The analyzer also automatically detects checks for the final nature of types and will not warn about the absence of garbage collection roots along these paths.
JL_DLLEXPORT jl_value_t *jl_apply_array_type(jl_value_t *type, size_t dim) JL_ALWAYS_LEAFTYPE;
JL_GC_PROMISE_ROOTED
This is an annotation like a function. Any value passed to this annotation will be considered the root value in the scope of the current function. It is intended for cases of incorrect analyzer operation or difficult situations. However, it should not be abused - it is better to optimize the analyzer itself.
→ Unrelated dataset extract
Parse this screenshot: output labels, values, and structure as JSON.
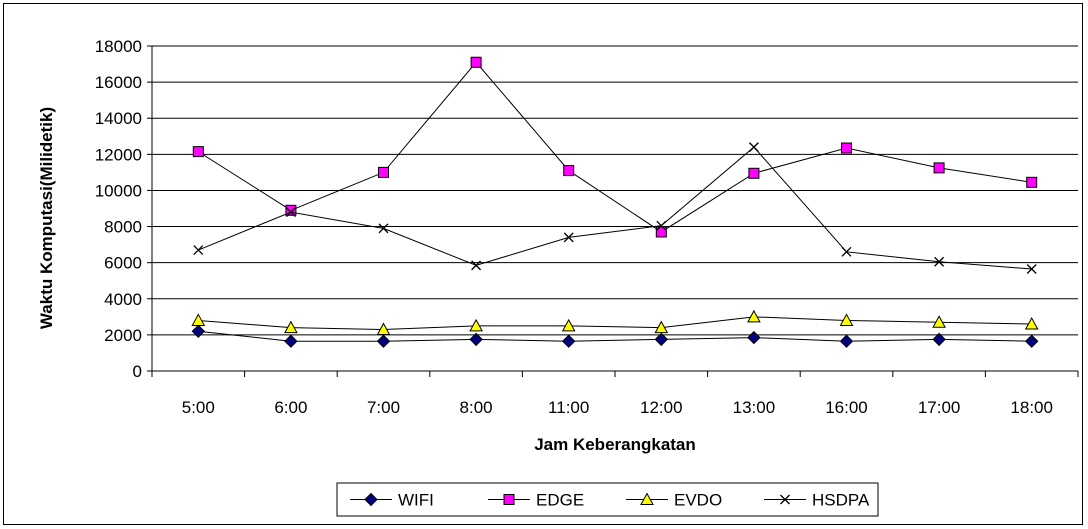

void example() { jl_value_t *val = jl_alloc_something(); if (some_condition) { // We happen to know for complicated external reasons // that val is rooted under these conditions JL_GC_PROMISE_ROOTED(val); } }
Completeness of the analysis
The analyzer searches only for local information. In particular, in the case of the PROPAGATES_ROOT
above, it assumes that it sees all the relevant memory changes, that is, that memory does not change in called functions (if they are not taken into account during analysis) and in parallel threads. For this reason, some problematic cases may not be taken into account, although in practice such parallel changes are quite rare. Optimizing the analyzer to cover such situations may be an interesting line of work in the future.